Global Gold Reserves Revealed: What Investors and Businesses Need to Know About Worldwide Storage Trends
LONDON — The growing demand for gold as a safeguard against global risks has sparked a key challenge: the importance of where gold reserves are stored.
Two of the world’s largest gold depositories are located in New York and London, managed respectively by the Federal Reserve Bank of New York and the Bank of England. These cities serve as the primary global hubs for gold trading and have a century-long legacy of secure, reliable storage.
The New York Fed holds over 500,000 gold bars, making it the largest single repository of monetary gold as of the end of 2024. Although gold reserves peaked in 1973—shortly after the United States ended the gold standard, diminishing gold’s central role in global finance—central banks in advanced economies, including the U.S. and Europe, continue to hold significant reserves. According to the Brookings Institution, central banks in these regions accounted for 57% of global gold reserves at the end of 2024. The U.S. leads in holdings, followed by Germany, Italy, and France. Meanwhile, emerging economies are becoming the biggest gold buyers today.
Historically, the question of storing gold in New York or London was primarily a concern for countries facing sanctions risks, such as Venezuela, whose former leaders have sought to reclaim gold reserves held at the Bank of England. However, recent geopolitical developments, including former President Donald Trump’s criticisms of Europe, have led some officials to reconsider whether their gold would be safer stored domestically.

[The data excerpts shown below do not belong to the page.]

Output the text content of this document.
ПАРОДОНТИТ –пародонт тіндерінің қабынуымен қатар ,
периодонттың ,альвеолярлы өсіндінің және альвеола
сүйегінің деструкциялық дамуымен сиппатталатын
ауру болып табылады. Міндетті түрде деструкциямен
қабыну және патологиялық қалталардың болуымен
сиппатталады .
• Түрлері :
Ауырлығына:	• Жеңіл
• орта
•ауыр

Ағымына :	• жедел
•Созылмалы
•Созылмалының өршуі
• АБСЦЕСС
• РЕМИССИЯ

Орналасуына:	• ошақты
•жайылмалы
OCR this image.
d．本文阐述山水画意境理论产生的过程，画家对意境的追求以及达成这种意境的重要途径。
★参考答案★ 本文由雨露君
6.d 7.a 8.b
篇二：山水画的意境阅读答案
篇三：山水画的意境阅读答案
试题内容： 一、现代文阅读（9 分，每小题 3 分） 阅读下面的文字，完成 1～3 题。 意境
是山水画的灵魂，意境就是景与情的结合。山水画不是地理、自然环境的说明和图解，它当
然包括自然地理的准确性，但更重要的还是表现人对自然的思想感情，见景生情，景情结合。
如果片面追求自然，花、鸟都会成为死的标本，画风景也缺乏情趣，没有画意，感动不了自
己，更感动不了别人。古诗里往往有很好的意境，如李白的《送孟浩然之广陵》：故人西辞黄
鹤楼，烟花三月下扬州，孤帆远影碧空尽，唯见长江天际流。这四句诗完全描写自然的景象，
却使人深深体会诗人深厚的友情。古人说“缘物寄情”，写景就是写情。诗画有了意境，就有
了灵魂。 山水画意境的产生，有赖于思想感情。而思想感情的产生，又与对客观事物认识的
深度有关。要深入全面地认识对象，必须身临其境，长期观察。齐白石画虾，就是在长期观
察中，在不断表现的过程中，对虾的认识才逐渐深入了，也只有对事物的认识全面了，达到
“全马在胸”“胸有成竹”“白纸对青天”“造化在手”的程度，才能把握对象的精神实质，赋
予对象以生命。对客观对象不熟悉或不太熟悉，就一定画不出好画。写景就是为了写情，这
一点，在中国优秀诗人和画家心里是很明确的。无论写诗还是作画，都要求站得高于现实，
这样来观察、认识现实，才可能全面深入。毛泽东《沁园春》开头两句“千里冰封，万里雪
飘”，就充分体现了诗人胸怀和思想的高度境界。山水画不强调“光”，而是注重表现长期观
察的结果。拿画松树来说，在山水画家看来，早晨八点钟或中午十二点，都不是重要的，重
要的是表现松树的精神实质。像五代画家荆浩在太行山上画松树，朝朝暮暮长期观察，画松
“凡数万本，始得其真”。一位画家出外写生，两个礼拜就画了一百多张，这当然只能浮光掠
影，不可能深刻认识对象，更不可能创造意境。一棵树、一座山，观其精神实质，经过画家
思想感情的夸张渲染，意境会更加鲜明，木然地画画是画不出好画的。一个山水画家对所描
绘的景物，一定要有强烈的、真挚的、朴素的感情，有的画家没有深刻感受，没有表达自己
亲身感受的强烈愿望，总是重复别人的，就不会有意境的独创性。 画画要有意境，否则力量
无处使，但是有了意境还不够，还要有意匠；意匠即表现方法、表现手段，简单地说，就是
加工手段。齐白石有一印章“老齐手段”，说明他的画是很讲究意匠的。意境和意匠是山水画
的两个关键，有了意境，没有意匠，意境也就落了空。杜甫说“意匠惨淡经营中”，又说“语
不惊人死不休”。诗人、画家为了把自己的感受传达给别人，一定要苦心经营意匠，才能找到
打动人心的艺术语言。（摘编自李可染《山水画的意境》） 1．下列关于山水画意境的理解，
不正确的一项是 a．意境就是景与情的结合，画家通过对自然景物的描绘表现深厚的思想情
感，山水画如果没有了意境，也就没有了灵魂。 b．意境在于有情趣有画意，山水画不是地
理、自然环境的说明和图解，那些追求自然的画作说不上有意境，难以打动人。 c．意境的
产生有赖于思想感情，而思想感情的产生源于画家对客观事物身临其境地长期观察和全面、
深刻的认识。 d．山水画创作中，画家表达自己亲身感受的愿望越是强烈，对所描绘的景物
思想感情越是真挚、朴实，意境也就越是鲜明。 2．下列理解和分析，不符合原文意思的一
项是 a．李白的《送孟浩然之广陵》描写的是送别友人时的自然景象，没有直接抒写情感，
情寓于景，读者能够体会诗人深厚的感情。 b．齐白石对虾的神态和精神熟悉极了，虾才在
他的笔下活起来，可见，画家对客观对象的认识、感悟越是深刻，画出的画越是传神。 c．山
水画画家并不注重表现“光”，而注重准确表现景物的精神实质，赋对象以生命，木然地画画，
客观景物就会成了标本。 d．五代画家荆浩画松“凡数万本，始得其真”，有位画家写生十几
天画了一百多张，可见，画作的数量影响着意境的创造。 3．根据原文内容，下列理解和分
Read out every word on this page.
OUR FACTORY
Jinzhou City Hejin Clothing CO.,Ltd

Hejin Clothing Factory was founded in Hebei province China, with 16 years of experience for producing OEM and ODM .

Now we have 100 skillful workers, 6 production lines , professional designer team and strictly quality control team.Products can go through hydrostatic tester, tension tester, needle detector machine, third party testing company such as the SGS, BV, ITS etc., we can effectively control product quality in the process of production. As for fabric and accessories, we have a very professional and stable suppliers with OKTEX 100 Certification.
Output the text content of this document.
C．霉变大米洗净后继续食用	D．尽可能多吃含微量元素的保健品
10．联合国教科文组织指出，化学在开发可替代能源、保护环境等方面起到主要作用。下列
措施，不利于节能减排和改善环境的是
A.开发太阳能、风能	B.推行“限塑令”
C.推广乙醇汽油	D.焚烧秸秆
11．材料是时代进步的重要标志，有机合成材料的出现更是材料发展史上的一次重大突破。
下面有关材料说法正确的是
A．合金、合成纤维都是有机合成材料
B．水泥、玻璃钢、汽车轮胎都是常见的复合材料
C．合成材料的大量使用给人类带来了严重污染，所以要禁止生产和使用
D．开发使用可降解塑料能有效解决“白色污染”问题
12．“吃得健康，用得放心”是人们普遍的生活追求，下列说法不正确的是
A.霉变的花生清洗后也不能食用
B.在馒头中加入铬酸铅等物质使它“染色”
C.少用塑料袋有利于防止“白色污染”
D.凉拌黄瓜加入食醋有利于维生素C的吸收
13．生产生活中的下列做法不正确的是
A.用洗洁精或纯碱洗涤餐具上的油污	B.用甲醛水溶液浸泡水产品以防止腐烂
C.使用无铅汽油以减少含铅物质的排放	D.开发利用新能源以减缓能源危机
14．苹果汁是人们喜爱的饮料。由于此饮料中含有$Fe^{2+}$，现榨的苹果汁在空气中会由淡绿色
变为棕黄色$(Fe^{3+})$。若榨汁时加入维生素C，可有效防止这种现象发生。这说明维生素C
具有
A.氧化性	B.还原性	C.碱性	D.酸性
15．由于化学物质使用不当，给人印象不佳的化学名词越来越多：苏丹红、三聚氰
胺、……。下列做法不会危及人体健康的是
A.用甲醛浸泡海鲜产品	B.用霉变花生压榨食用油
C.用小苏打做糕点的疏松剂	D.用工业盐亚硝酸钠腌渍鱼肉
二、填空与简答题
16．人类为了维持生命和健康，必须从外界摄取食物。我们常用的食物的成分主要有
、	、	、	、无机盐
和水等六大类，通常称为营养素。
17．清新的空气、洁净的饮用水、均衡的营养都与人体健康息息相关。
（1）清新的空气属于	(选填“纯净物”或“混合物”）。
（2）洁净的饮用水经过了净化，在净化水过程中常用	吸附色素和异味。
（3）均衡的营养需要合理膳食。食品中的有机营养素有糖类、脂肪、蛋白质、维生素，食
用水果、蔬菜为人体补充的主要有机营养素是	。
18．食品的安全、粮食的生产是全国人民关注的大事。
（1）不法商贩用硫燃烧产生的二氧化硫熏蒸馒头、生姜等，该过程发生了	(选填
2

Calls for repatriation have been limited and mostly voiced by certain lawmakers and economists in Germany and Italy. Germany repatriated some gold about a decade ago and currently holds roughly half of its gold domestically, a third in New York, and the rest in London. Italy stores about 44% of its gold at home, with the remainder split between New York, London, and Switzerland. Both countries’ central banks have stated they do not plan further repatriation.
The decision to keep gold in New York and London largely stems from the impeccable security records of both central banks, which have never suffered losses, even during transport. For instance, during World War II, London’s gold was covertly moved to Canada for safety. Another key reason is liquidity—holding gold close to major trading centers facilitates transactions.
The Bank of England, which stores approximately 430,000 gold bars across nine vaults, holds reserves for more than 60 central banks, enabling clients to buy and sell gold without moving physical bars. This arrangement supports both security and market efficiency.
Countries increasing their gold reserves face the most pressing storage questions. India, while expanding its holdings, has reduced gold stored at the Bank of England. Turkey moved all its gold out of the New York Fed in 2017 and later out of Switzerland, opting for more domestic storage, although it rebuilt its reserves in London for transaction ease.
Poland stores just 20% of its gold at home, with the rest split between the New York Fed and the Bank of England, but plans a more balanced distribution for greater national resilience and strategic autonomy, according to Adam Glapinski, governor of Poland’s National Bank.
Conversely, the Czech Republic retains almost all its gold in London to benefit from lending opportunities and reduce transaction costs.
Many central banks keep their gold storage locations confidential. China, a major buyer for 17 consecutive months, provides little information on its holdings, and Brazil recently increased its reserves without disclosing storage details.
While London and New York remain dominant gold storage centers, Hong Kong is emerging as an alternative, offering a non-Western option for central banks.
The World Gold Council anticipates continued strong gold purchases by central banks, underlining the ongoing importance of strategic storage decisions.
“Risk must be humbly acknowledged and prudently managed,” Glapinski emphasized. “That is what we do within our strategy of diversifying gold storage locations.”
This report originally appeared in The New York Times.
Special Analysis by Omanet | Navigate Oman’s Market
The growing emphasis on gold as a strategic reserve highlights the critical importance of secure and diversified gold storage for nations amid geopolitical tensions. For businesses and investors in Oman, this underscores an opportunity to explore gold investment and trading infrastructure, potentially positioning Oman as a trusted regional hub for gold storage and liquidity. Smart investors should consider the risks of geopolitical shifts influencing gold custody and the benefits of geographic diversification in their portfolios.